Once Upon a Punch Clock: Raising the Wonka bar on Retention Rates
The story of Willy Wonka’s Golden Ticket contest conjures up images of hundreds of peanut conglomerate workers unwrapping thousands of chocolate bars. As they rapidly try to find the Golden Ticket for Veruca Salt, the spoiled child, she eagerly and angrily awaits a prize tour of the elusive Wonka Candy Factory.
As the workers feverishly unwrap, Veruca’s panicking father offers a tiny pay bonus to whomever finds the Golden Ticket, in hopes the workers will unwrap even faster. This bears resemblance to many operations dealing with high turnover, where employees work tirelessly for a glimmer of recognition or a reward. When an employee leaves, it is an additional burden and cost on the employer. What do we do about this? Don’t get Slugworthed into thinking employees only want more pay … let’s take a closer look. It may not be a matter of pay at all. An everlasting employee comes from an employer who hones in on the overall happiness of the team.
If a company desires to raise the bar on retention rates, here are a few of the Golden Tickets!
- Value all applicants, even during the interview phase. Respond quickly to their applications, and if they move forward in the interview process, make sure you give an appropriate timeline of the next steps.
- Be transparent as to what the employee can expect in terms of culture, job duties and compensation. Don’t make a potential employee go through orientation training prior to solidifying a job offer that outlines these expectations.
- Welcome the new employee on board and connect them with a mentor or someone they can ask questions to.
- Train an employee in a structured format, where the employee can feel safe to make mistakes and ask questions while being supported by the trainer.
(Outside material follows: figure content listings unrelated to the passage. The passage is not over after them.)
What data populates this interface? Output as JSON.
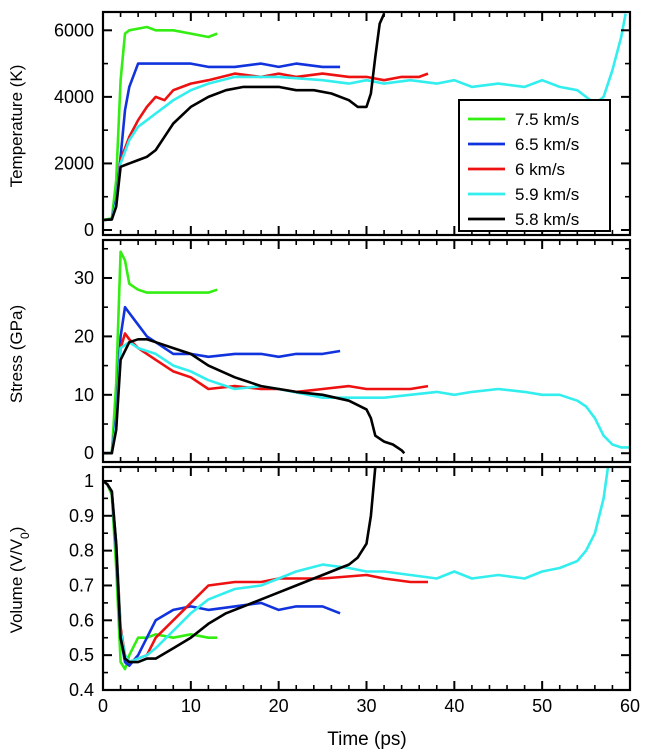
{
  "chart_data": {
    "type": "line",
    "xlabel": "Time (ps)",
    "xlim": [
      0,
      60
    ],
    "x_ticks": [
      0,
      10,
      20,
      30,
      40,
      50,
      60
    ],
    "legend": {
      "placement": "inside top panel, lower-right",
      "entries": [
        {
          "name": "7.5 km/s",
          "color": "#33ee11"
        },
        {
          "name": "6.5 km/s",
          "color": "#1133dd"
        },
        {
          "name": "6 km/s",
          "color": "#ee1111"
        },
        {
          "name": "5.9 km/s",
          "color": "#33eeee"
        },
        {
          "name": "5.8 km/s",
          "color": "#000000"
        }
      ]
    },
    "panels": [
      {
        "id": "temperature",
        "ylabel": "Temperature (K)",
        "ylim": [
          -150,
          6550
        ],
        "y_ticks": [
          0,
          2000,
          4000,
          6000
        ],
        "series": [
          {
            "name": "7.5 km/s",
            "x": [
              0,
              1,
              1.5,
              2,
              2.5,
              3,
              4,
              5,
              6,
              8,
              10,
              12,
              13
            ],
            "y": [
              300,
              350,
              1500,
              4500,
              5900,
              6000,
              6050,
              6100,
              6000,
              6000,
              5900,
              5800,
              5900
            ]
          },
          {
            "name": "6.5 km/s",
            "x": [
              0,
              1,
              1.5,
              2,
              2.5,
              3,
              4,
              5,
              6,
              8,
              10,
              12,
              15,
              18,
              20,
              22,
              25,
              27
            ],
            "y": [
              300,
              320,
              900,
              2200,
              3600,
              4300,
              5000,
              5000,
              5000,
              5000,
              5000,
              4900,
              4900,
              5000,
              4900,
              5000,
              4900,
              4900
            ]
          },
          {
            "name": "6 km/s",
            "x": [
              0,
              1,
              1.5,
              2,
              3,
              4,
              5,
              6,
              7,
              8,
              9,
              10,
              12,
              15,
              18,
              20,
              22,
              25,
              28,
              30,
              32,
              34,
              36,
              37
            ],
            "y": [
              300,
              320,
              800,
              2100,
              2800,
              3300,
              3700,
              4000,
              3900,
              4200,
              4300,
              4400,
              4500,
              4700,
              4600,
              4700,
              4600,
              4700,
              4600,
              4600,
              4500,
              4600,
              4600,
              4700
            ]
          },
          {
            "name": "5.9 km/s",
            "x": [
              0,
              1,
              1.5,
              2,
              3,
              4,
              5,
              6,
              7,
              8,
              10,
              12,
              15,
              18,
              20,
              25,
              28,
              30,
              32,
              35,
              38,
              40,
              42,
              45,
              48,
              50,
              52,
              54,
              55,
              56,
              57,
              58,
              59,
              59.5
            ],
            "y": [
              300,
              320,
              800,
              2000,
              2700,
              3100,
              3300,
              3500,
              3700,
              3900,
              4200,
              4400,
              4600,
              4600,
              4600,
              4500,
              4400,
              4500,
              4400,
              4500,
              4400,
              4500,
              4300,
              4400,
              4300,
              4500,
              4300,
              4200,
              4000,
              3800,
              4000,
              4800,
              5800,
              6500
            ]
          },
          {
            "name": "5.8 km/s",
            "x": [
              0,
              1,
              1.5,
              2,
              3,
              4,
              5,
              6,
              7,
              8,
              10,
              12,
              14,
              16,
              18,
              20,
              22,
              24,
              26,
              28,
              29,
              30,
              30.5,
              31,
              31.5,
              32
            ],
            "y": [
              300,
              320,
              700,
              1900,
              2000,
              2100,
              2200,
              2400,
              2800,
              3200,
              3700,
              4000,
              4200,
              4300,
              4300,
              4300,
              4200,
              4200,
              4100,
              3900,
              3700,
              3700,
              4100,
              5200,
              6200,
              6500
            ]
          }
        ]
      },
      {
        "id": "stress",
        "ylabel": "Stress (GPa)",
        "ylim": [
          -1.5,
          36.5
        ],
        "y_ticks": [
          0,
          10,
          20,
          30
        ],
        "series": [
          {
            "name": "7.5 km/s",
            "x": [
              0,
              1,
              1.5,
              2,
              2.5,
              3,
              4,
              5,
              6,
              8,
              10,
              12,
              13
            ],
            "y": [
              0,
              0,
              12,
              34.5,
              33,
              29,
              28,
              27.5,
              27.5,
              27.5,
              27.5,
              27.5,
              28
            ]
          },
          {
            "name": "6.5 km/s",
            "x": [
              0,
              1,
              1.5,
              2,
              2.5,
              3,
              4,
              5,
              6,
              7,
              8,
              10,
              12,
              15,
              18,
              20,
              22,
              25,
              27
            ],
            "y": [
              0,
              0,
              6,
              20,
              25,
              24,
              22,
              20,
              19,
              18,
              17,
              17,
              16.5,
              17,
              17,
              16.5,
              17,
              17,
              17.5
            ]
          },
          {
            "name": "6 km/s",
            "x": [
              0,
              1,
              1.5,
              2,
              2.5,
              3,
              4,
              5,
              6,
              8,
              10,
              12,
              15,
              18,
              20,
              22,
              25,
              28,
              30,
              32,
              35,
              37
            ],
            "y": [
              0,
              0,
              5,
              18,
              20.5,
              19.5,
              18,
              17,
              16,
              14,
              13,
              11,
              11.5,
              11,
              11,
              10.5,
              11,
              11.5,
              11,
              11,
              11,
              11.5
            ]
          },
          {
            "name": "5.9 km/s",
            "x": [
              0,
              1,
              1.5,
              2,
              3,
              4,
              5,
              6,
              8,
              10,
              12,
              15,
              18,
              20,
              25,
              28,
              30,
              32,
              35,
              38,
              40,
              42,
              45,
              48,
              50,
              52,
              54,
              55,
              56,
              57,
              58,
              59,
              60
            ],
            "y": [
              0,
              0,
              5,
              18,
              19,
              18,
              17.5,
              17,
              15,
              14,
              12.5,
              11,
              11.5,
              11,
              9.5,
              9.5,
              9.5,
              9.5,
              10,
              10.5,
              10,
              10.5,
              11,
              10.5,
              10,
              10,
              9,
              8,
              6,
              3,
              1.5,
              1,
              1
            ]
          },
          {
            "name": "5.8 km/s",
            "x": [
              0,
              1,
              1.5,
              2,
              3,
              4,
              5,
              6,
              8,
              10,
              12,
              15,
              18,
              20,
              22,
              25,
              28,
              30,
              30.5,
              31,
              32,
              33,
              34,
              34.3
            ],
            "y": [
              0,
              0,
              4,
              16,
              19,
              19.5,
              19.5,
              19,
              18,
              17,
              15,
              13,
              11.5,
              11,
              10.5,
              10,
              9,
              7.5,
              6,
              3,
              2,
              1.5,
              0.5,
              0
            ]
          }
        ]
      },
      {
        "id": "volume",
        "ylabel": "Volume (V/V0)",
        "ylim": [
          0.4,
          1.04
        ],
        "y_ticks": [
          0.4,
          0.5,
          0.6,
          0.7,
          0.8,
          0.9,
          1.0
        ],
        "series": [
          {
            "name": "7.5 km/s",
            "x": [
              0,
              0.5,
              1,
              1.5,
              2,
              2.5,
              3,
              4,
              5,
              6,
              8,
              10,
              12,
              13
            ],
            "y": [
              1.0,
              0.99,
              0.96,
              0.75,
              0.48,
              0.46,
              0.5,
              0.55,
              0.55,
              0.56,
              0.55,
              0.56,
              0.55,
              0.55
            ]
          },
          {
            "name": "6.5 km/s",
            "x": [
              0,
              0.5,
              1,
              1.5,
              2,
              2.5,
              3,
              4,
              5,
              6,
              8,
              10,
              12,
              15,
              18,
              20,
              22,
              25,
              27
            ],
            "y": [
              1.0,
              0.99,
              0.97,
              0.8,
              0.55,
              0.48,
              0.47,
              0.5,
              0.55,
              0.6,
              0.63,
              0.64,
              0.63,
              0.64,
              0.65,
              0.63,
              0.64,
              0.64,
              0.62
            ]
          },
          {
            "name": "6 km/s",
            "x": [
              0,
              0.5,
              1,
              1.5,
              2,
              2.5,
              3,
              4,
              5,
              6,
              8,
              10,
              12,
              15,
              18,
              20,
              25,
              30,
              32,
              35,
              37
            ],
            "y": [
              1.0,
              0.99,
              0.97,
              0.82,
              0.58,
              0.5,
              0.48,
              0.49,
              0.5,
              0.55,
              0.6,
              0.65,
              0.7,
              0.71,
              0.71,
              0.72,
              0.72,
              0.73,
              0.72,
              0.71,
              0.71
            ]
          },
          {
            "name": "5.9 km/s",
            "x": [
              0,
              0.5,
              1,
              1.5,
              2,
              2.5,
              3,
              4,
              5,
              6,
              8,
              10,
              12,
              15,
              18,
              20,
              22,
              25,
              28,
              30,
              32,
              35,
              38,
              40,
              42,
              45,
              48,
              50,
              52,
              54,
              55,
              56,
              57,
              57.5
            ],
            "y": [
              1.0,
              0.99,
              0.97,
              0.82,
              0.57,
              0.5,
              0.48,
              0.49,
              0.5,
              0.52,
              0.57,
              0.62,
              0.66,
              0.69,
              0.7,
              0.72,
              0.74,
              0.76,
              0.75,
              0.74,
              0.74,
              0.73,
              0.72,
              0.74,
              0.72,
              0.73,
              0.72,
              0.74,
              0.75,
              0.77,
              0.8,
              0.85,
              0.95,
              1.04
            ]
          },
          {
            "name": "5.8 km/s",
            "x": [
              0,
              0.5,
              1,
              1.5,
              2,
              2.5,
              3,
              4,
              5,
              6,
              8,
              10,
              12,
              14,
              16,
              18,
              20,
              22,
              24,
              26,
              27,
              28,
              29,
              30,
              30.5,
              31
            ],
            "y": [
              1.0,
              0.99,
              0.97,
              0.82,
              0.55,
              0.49,
              0.48,
              0.48,
              0.49,
              0.49,
              0.52,
              0.55,
              0.59,
              0.62,
              0.64,
              0.66,
              0.68,
              0.7,
              0.72,
              0.74,
              0.75,
              0.76,
              0.78,
              0.82,
              0.9,
              1.04
            ]
          }
        ]
      }
    ]
  }
}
- Provide a salary at or above competitive wages for the market and be open to providing performance-based wage increases.
- Automate tedious tasks that could be done more efficiently, and allow the employee to make tasks more efficient if they desire.
- Schedule both daily tasks and shifts consistently. NOTE: If the schedule must rotate, attempt to create schedules a month in advance to leave the employee enough time for outside planning.
- Reward and incentivize great work.
- Construct positive and necessary feedback, not just during quarterly reviews, but throughout the week.
- Ask employees what their goals are and provide opportunities to foster longevity and learning with the company.
And finally, in the words of EDSI’s Chief Servant Leader Kevin Schnieders, “Strive to give employees what they need, and not just want they want.” Adherence to this idea will also lead to greater employee satisfaction and reduced turnover. If only Mr. Salt had applied that advice when raising Veruca!